5-Acetyl-6-methyl-4-(2-Hydroxyphenyl)-3,4-dihydropyrimidin-2(1H)-one (4p): Pale yellow powder; Mp 204–208 °C; FT-IR (KBr, cm⁻¹) ν max: 3240, 3096, 2982, 1682, 1603, 1584, 1503, 1173, 1113, 925, 867, 762.

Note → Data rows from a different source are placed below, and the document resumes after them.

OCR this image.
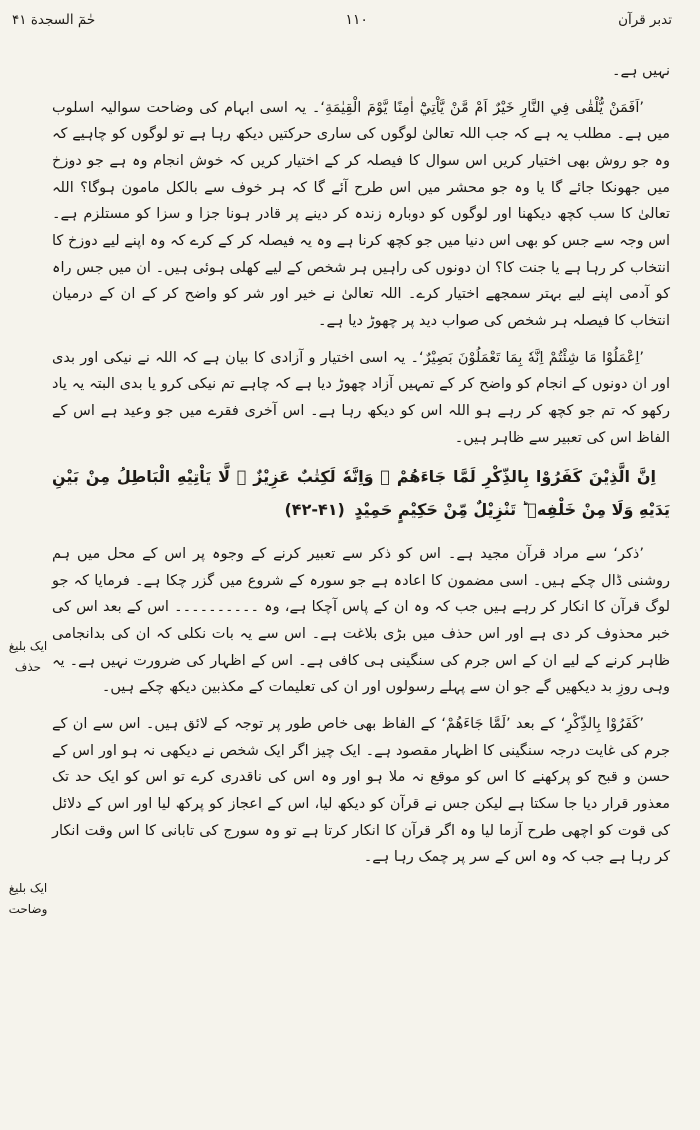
تدبر قرآن
۱۱۰
حٰمٓ السجدة ۴۱
ایک بلیغ حذف
ایک بلیغ وضاحت

نہیں ہے۔

’اَفَمَنْ يُّلْقٰى فِي النَّارِ خَيْرٌ اَمْ مَّنْ يَّاْتِيْٓ اٰمِنًا يَّوْمَ الْقِيٰمَةِ‘۔ یہ اسی ابہام کی وضاحت سوالیہ اسلوب میں ہے۔ مطلب یہ ہے کہ جب اللہ تعالیٰ لوگوں کی ساری حرکتیں دیکھ رہا ہے تو لوگوں کو چاہیے کہ وہ جو روش بھی اختیار کریں اس سوال کا فیصلہ کر کے اختیار کریں کہ خوش انجام وہ ہے جو دوزخ میں جھونکا جائے گا یا وہ جو محشر میں اس طرح آئے گا کہ ہر خوف سے بالکل مامون ہوگا؟ اللہ تعالیٰ کا سب کچھ دیکھنا اور لوگوں کو دوبارہ زندہ کر دینے پر قادر ہونا جزا و سزا کو مستلزم ہے۔ اس وجہ سے جس کو بھی اس دنیا میں جو کچھ کرنا ہے وہ یہ فیصلہ کر کے کرے کہ وہ اپنے لیے دوزخ کا انتخاب کر رہا ہے یا جنت کا؟ ان دونوں کی راہیں ہر شخص کے لیے کھلی ہوئی ہیں۔ ان میں جس راہ کو آدمی اپنے لیے بہتر سمجھے اختیار کرے۔ اللہ تعالیٰ نے خیر اور شر کو واضح کر کے ان کے درمیان انتخاب کا فیصلہ ہر شخص کی صواب دید پر چھوڑ دیا ہے۔

’اِعْمَلُوْا مَا شِئْتُمْ اِنَّهٗ بِمَا تَعْمَلُوْنَ بَصِيْرٌ‘۔ یہ اسی اختیار و آزادی کا بیان ہے کہ اللہ نے نیکی اور بدی اور ان دونوں کے انجام کو واضح کر کے تمہیں آزاد چھوڑ دیا ہے کہ چاہے تم نیکی کرو یا بدی البتہ یہ یاد رکھو کہ تم جو کچھ کر رہے ہو اللہ اس کو دیکھ رہا ہے۔ اس آخری فقرے میں جو وعید ہے اس کے الفاظ اس کی تعبیر سے ظاہر ہیں۔

اِنَّ الَّذِيْنَ كَفَرُوْا بِالذِّكْرِ لَمَّا جَاءَهُمْ ۚ وَاِنَّهٗ لَكِتٰبٌ عَزِيْزٌ ۙ لَّا يَاْتِيْهِ الْبَاطِلُ مِنْ بَيْنِ يَدَيْهِ وَلَا مِنْ خَلْفِهٖ ؕ تَنْزِيْلٌ مِّنْ حَكِيْمٍ حَمِيْدٍ (۴۱-۴۲)

’ذکر‘ سے مراد قرآن مجید ہے۔ اس کو ذکر سے تعبیر کرنے کے وجوہ پر اس کے محل میں ہم روشنی ڈال چکے ہیں۔ اسی مضمون کا اعادہ ہے جو سورہ کے شروع میں گزر چکا ہے۔ فرمایا کہ جو لوگ قرآن کا انکار کر رہے ہیں جب کہ وہ ان کے پاس آچکا ہے، وہ ۔۔۔۔۔۔۔۔۔۔ اس کے بعد اس کی خبر محذوف کر دی ہے اور اس حذف میں بڑی بلاغت ہے۔ اس سے یہ بات نکلی کہ ان کی بدانجامی ظاہر کرنے کے لیے ان کے اس جرم کی سنگینی ہی کافی ہے۔ اس کے اظہار کی ضرورت نہیں ہے۔ یہ وہی روزِ بد دیکھیں گے جو ان سے پہلے رسولوں اور ان کی تعلیمات کے مکذبین دیکھ چکے ہیں۔

’كَفَرُوْا بِالذِّكْرِ‘ کے بعد ’لَمَّا جَاءَهُمْ‘ کے الفاظ بھی خاص طور پر توجہ کے لائق ہیں۔ اس سے ان کے جرم کی غایت درجہ سنگینی کا اظہار مقصود ہے۔ ایک چیز اگر ایک شخص نے دیکھی نہ ہو اور اس کے حسن و قبح کو پرکھنے کا اس کو موقع نہ ملا ہو اور وہ اس کی ناقدری کرے تو اس کو ایک حد تک معذور قرار دیا جا سکتا ہے لیکن جس نے قرآن کو دیکھ لیا، اس کے اعجاز کو پرکھ لیا اور اس کے دلائل کی قوت کو اچھی طرح آزما لیا وہ اگر قرآن کا انکار کرتا ہے تو وہ سورج کی تابانی کا اس وقت انکار کر رہا ہے جب کہ وہ اس کے سر پر چمک رہا ہے۔
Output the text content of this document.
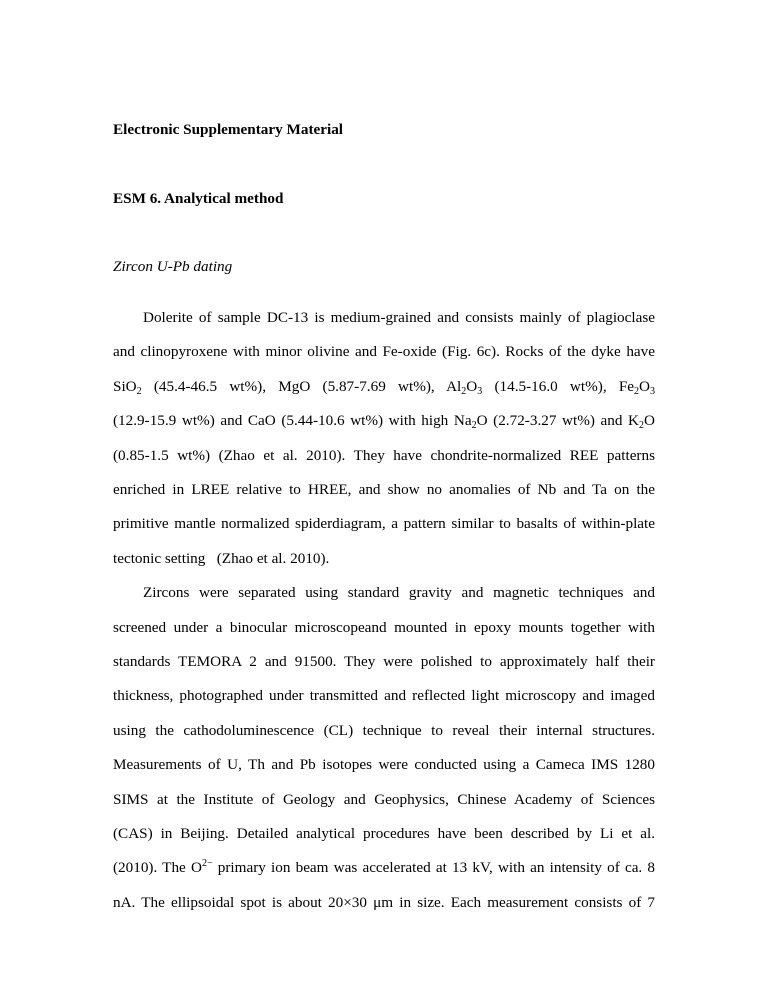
Electronic Supplementary Material
ESM 6. Analytical method
Zircon U-Pb dating
Dolerite of sample DC-13 is medium-grained and consists mainly of plagioclase
and clinopyroxene with minor olivine and Fe-oxide (Fig. 6c). Rocks of the dyke have
SiO$_2$ (45.4-46.5 wt%), MgO (5.87-7.69 wt%), $Al_2O_3$ (14.5-16.0 wt%), $Fe_2O_3$
(12.9-15.9 wt%) and CaO (5.44-10.6 wt%) with high $Na_2O$ (2.72-3.27 wt%) and $K_2O$
(0.85-1.5 wt%) (Zhao et al. 2010). They have chondrite-normalized REE patterns
enriched in LREE relative to HREE, and show no anomalies of Nb and Ta on the
primitive mantle normalized spiderdiagram, a pattern similar to basalts of within-plate
tectonic setting   (Zhao et al. 2010).
Zircons were separated using standard gravity and magnetic techniques and
screened under a binocular microscopeand mounted in epoxy mounts together with
standards TEMORA 2 and 91500. They were polished to approximately half their
thickness, photographed under transmitted and reflected light microscopy and imaged
using the cathodoluminescence (CL) technique to reveal their internal structures.
Measurements of U, Th and Pb isotopes were conducted using a Cameca IMS 1280
SIMS at the Institute of Geology and Geophysics, Chinese Academy of Sciences
(CAS) in Beijing. Detailed analytical procedures have been described by Li et al.
(2010). The $O^{2-}$ primary ion beam was accelerated at 13 kV, with an intensity of ca. 8
nA. The ellipsoidal spot is about 20×30 μm in size. Each measurement consists of 7
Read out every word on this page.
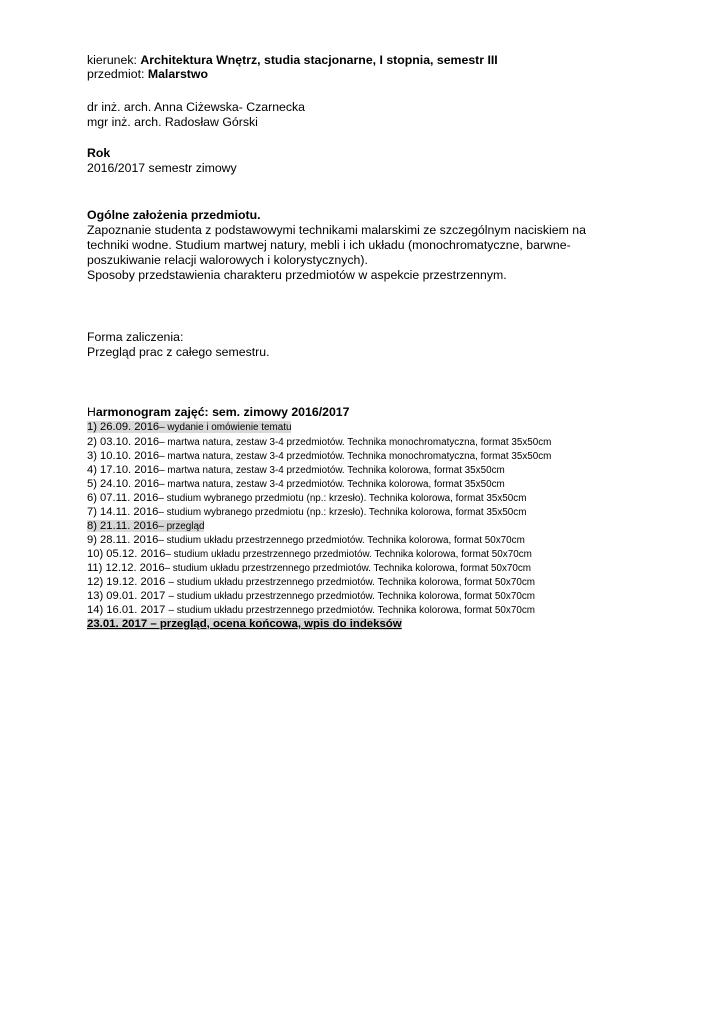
kierunek: Architektura Wnętrz, studia stacjonarne, I stopnia, semestr III
przedmiot: Malarstwo
dr inż. arch. Anna Ciżewska- Czarnecka
mgr inż. arch. Radosław Górski
Rok
2016/2017 semestr zimowy
Ogólne założenia przedmiotu.
Zapoznanie studenta z podstawowymi technikami malarskimi ze szczególnym naciskiem na
techniki wodne. Studium martwej natury, mebli i ich układu (monochromatyczne, barwne-
poszukiwanie relacji walorowych i kolorystycznych).
Sposoby przedstawienia charakteru przedmiotów w aspekcie przestrzennym.
Forma zaliczenia:
Przegląd prac z całego semestru.
Harmonogram zajęć: sem. zimowy 2016/2017
1) 26.09. 2016– wydanie i omówienie tematu
2) 03.10. 2016– martwa natura, zestaw 3-4 przedmiotów. Technika monochromatyczna, format 35x50cm
3) 10.10. 2016– martwa natura, zestaw 3-4 przedmiotów. Technika monochromatyczna, format 35x50cm
4) 17.10. 2016– martwa natura, zestaw 3-4 przedmiotów. Technika kolorowa, format 35x50cm
5) 24.10. 2016– martwa natura, zestaw 3-4 przedmiotów. Technika kolorowa, format 35x50cm
6) 07.11. 2016– studium wybranego przedmiotu (np.: krzesło). Technika kolorowa, format 35x50cm
7) 14.11. 2016– studium wybranego przedmiotu (np.: krzesło). Technika kolorowa, format 35x50cm
8) 21.11. 2016– przegląd
9) 28.11. 2016– studium układu przestrzennego przedmiotów. Technika kolorowa, format 50x70cm
10) 05.12. 2016– studium układu przestrzennego przedmiotów. Technika kolorowa, format 50x70cm
11) 12.12. 2016– studium układu przestrzennego przedmiotów. Technika kolorowa, format 50x70cm
12) 19.12. 2016 – studium układu przestrzennego przedmiotów. Technika kolorowa, format 50x70cm
13) 09.01. 2017 – studium układu przestrzennego przedmiotów. Technika kolorowa, format 50x70cm
14) 16.01. 2017 – studium układu przestrzennego przedmiotów. Technika kolorowa, format 50x70cm
23.01. 2017 – przegląd, ocena końcowa, wpis do indeksów
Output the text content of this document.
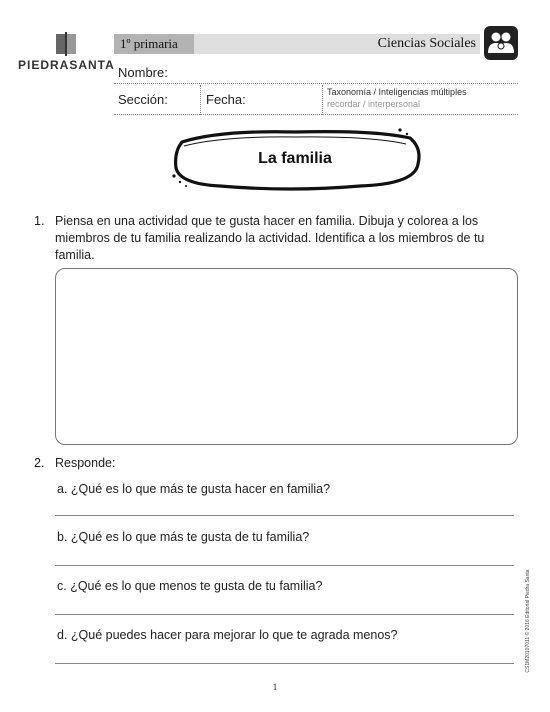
PIEDRASANTA
1º primaria	Ciencias Sociales
Nombre:
Sección:	Fecha:	Taxonomía / Inteligencias múltiples
recordar / interpersonal
La familia
1. Piensa en una actividad que te gusta hacer en familia. Dibuja y colorea a los
miembros de tu familia realizando la actividad. Identifica a los miembros de tu
familia.
2. Responde:
a. ¿Qué es lo que más te gusta hacer en familia?
b. ¿Qué es lo que más te gusta de tu familia?
c. ¿Qué es lo que menos te gusta de tu familia?
d. ¿Qué puedes hacer para mejorar lo que te agrada menos?
1
CS1M20107011 © 2016 Editorial Piedra Santa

5-Acetyl-6-methyl-4-(4-methoxyphenyl)-3,4-dihydropyrimidin-2(1H)-one (4r): Yellow powder; Mp 172–174 °C. ¹HNMR (DMSO-d₆) δ: 2.073 (s, 3H), 2.275 (s, 3H), 3.72 (s, 3H), 5.19 (d, J = 3.2 Hz, 1H), 6.87 (d, J = 8.4 Hz, 2H), 7.16 (d, J = 8.4 Hz, 2H), 7.71 (s 1H), 9.13 (s, 1H).

4. Conclusions

In summary, one-pot Biginelli condensation reaction for a series of aryl aldehydes, β-dicarbonyls and urea using protic pyridinium functionalized hybrid mesoporous materials (PMO-Py-IL) as catalyst in high yield and under solvent-free conditions was described. Moreover, the catalyst showed superior stability and could be easily separated and reused at least for ten Biginelli reaction cycles. The uniform cylindrical/spheroidal structure of porous PMO-Py-IL nanomaterial was confirmed by the SEM image of the PMO-Py-IL nanomaterial after ten reaction runs. The ultimate goal of present work was the development of a cost-effective, green, sustainable, reusable, and simple and mild process for synthesis of 3,4-dihydro-2(H)-pyrimidinones (DHPMs).